You need a license to sell real estate and give legal advice, but when it comes to marketing your startup to the media, pretty much anyone can put up a shingle and call themselves a “publicist.” During his time as Executive Producer with NBC in New York, Mark Macias heard hundreds of pitches a day from publicists, reporters and producers. Today, as the owner of a NYC-based PR agency, he gets to hear the challenges entrepreneurs and startups face standing out from the crowd.
This is why it’s so important to do your due diligence before hiring a PR agency. That firm will be in charge of your messaging and overall brand, and their work will be amplified by the media. In a worst case scenario, you can waste valuable time and money as the media ignores your story from the start.
Macias shared with Grit Daily some of the biggest mistakes he sees startups make in their pursuit of publicity. Here’s an excerpt from that interview.
Grit Daily: What should you look for when hiring a publicist?
Mark Macias: I’ve found the best publicists have a deeper understanding of how the media works from the inside. They have an intuition that spots trends and news stories before others.
A great publicist also understands the nuances of the media – because messaging is always a subtle sell around news. Experienced editors and journalists can spot an advertisement within seconds of hearing a pitch, and if it remotely sounds like a commercial, they won’t run it. The best publicity campaigns are able to weave themselves into the news fabric or pop culture.
Intuition is another overlooked factor. Journalism is usually centered around human behavior. It’s about connecting the invisible dots around people to form a story. And that’s not reading tea leaves. Intuition is a component of behavioral science.
Grit Daily: Is it better to hire a local, east coast or west coast agency?
Mark Macias: It is true you can lead a media campaign from anywhere, but publicists on East Coast time do have an advantage when it comes to the national news cycle.
Cable news, syndicated programs and the national news publications all work off of east coast time with the typical editorial meeting starting at 9am EST/6am PST. If you want to place a story with the national media, you likely need to go through this meeting.
With each passing hour, you lose momentum to position your brand into the news cycle.
By noon EST/9am PST, most journalists are well into their story. And by 5pm EST/2pm PST, many news stories are already written and filed. That 3-hour time change really makes the difference between getting overlooked and being in the game.
It’s different if you’re trying to get publicity for a product or service sold in a local market. If you want to get a story on a restaurant or small business on the local news, a PR firm that understands the local market will be better. They should have the contacts to assist with media outreach, and hopefully possess a better understanding of the local news landscape since coverage varies by region.

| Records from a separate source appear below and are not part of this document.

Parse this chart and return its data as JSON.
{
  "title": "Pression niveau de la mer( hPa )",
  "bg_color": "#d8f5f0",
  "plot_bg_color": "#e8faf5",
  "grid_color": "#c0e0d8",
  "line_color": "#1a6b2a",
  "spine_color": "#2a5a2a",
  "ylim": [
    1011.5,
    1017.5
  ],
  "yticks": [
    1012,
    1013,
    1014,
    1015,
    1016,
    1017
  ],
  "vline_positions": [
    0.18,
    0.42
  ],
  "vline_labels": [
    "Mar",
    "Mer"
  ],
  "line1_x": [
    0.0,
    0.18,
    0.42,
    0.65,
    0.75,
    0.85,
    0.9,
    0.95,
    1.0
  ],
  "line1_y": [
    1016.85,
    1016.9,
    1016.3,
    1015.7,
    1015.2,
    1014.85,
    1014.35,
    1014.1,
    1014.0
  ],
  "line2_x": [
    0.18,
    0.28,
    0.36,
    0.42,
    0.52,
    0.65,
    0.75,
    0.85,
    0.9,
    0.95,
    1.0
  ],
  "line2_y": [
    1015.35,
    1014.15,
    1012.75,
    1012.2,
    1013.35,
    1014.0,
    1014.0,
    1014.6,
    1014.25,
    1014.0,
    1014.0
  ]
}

Grit Daily: How do you know when a PR campaign is successful?
Mark Macias: There are many ways to measure a successful PR campaign: media placements; news organization reach and influence; website analytics; search engine optimization; sales conversions; behavioral influence and social media exposure.
Millennials and Gen Z look to reviews before buying products – more so than older generations. If you get a positive profile story on your product that will help with sales.
A successful PR campaign will also reach your clients and customers on their terms. So if you’re an accounting firm trying to find business owners, your successful campaign will land in the business pages. Likewise, a digital health startup would get a story placed in a lifestyle publication. Any story that shares your value-add to your targeted audience is a successful campaign from my perspective.
Grit Daily: How much should a startup pay for PR?
Mark Macias: Prices and approaches vary by firm, but it helps to understand how the payment plan works. You can pay by the hour, by the media placement or under a retainer.
I’m a firm believer that nothing is free in life, so if a publicist claims you only pay if they make a placement, I’d ask a lot of questions. It costs time and money to generate organic (earned) media. And a press release does not fall under that definition. It takes time to write a successful pitch and find the right reporters, and resources to secure the story. If someone offers to do work for free, I would question their experience and PR understanding.
Paying a lawyer, consultant or publicist by the hour scares me. If a story isn’t catching on, it’s easy to add more time – and under this payment plan, hours add up quickly. Personally, I prefer retainers because the cost won’t fluctuate, even when unexpected issues arise. And if the firm or consultant is reputable or cares about your business, they will likely add extra hours to ensure they meet your expectations, regardless of what happens.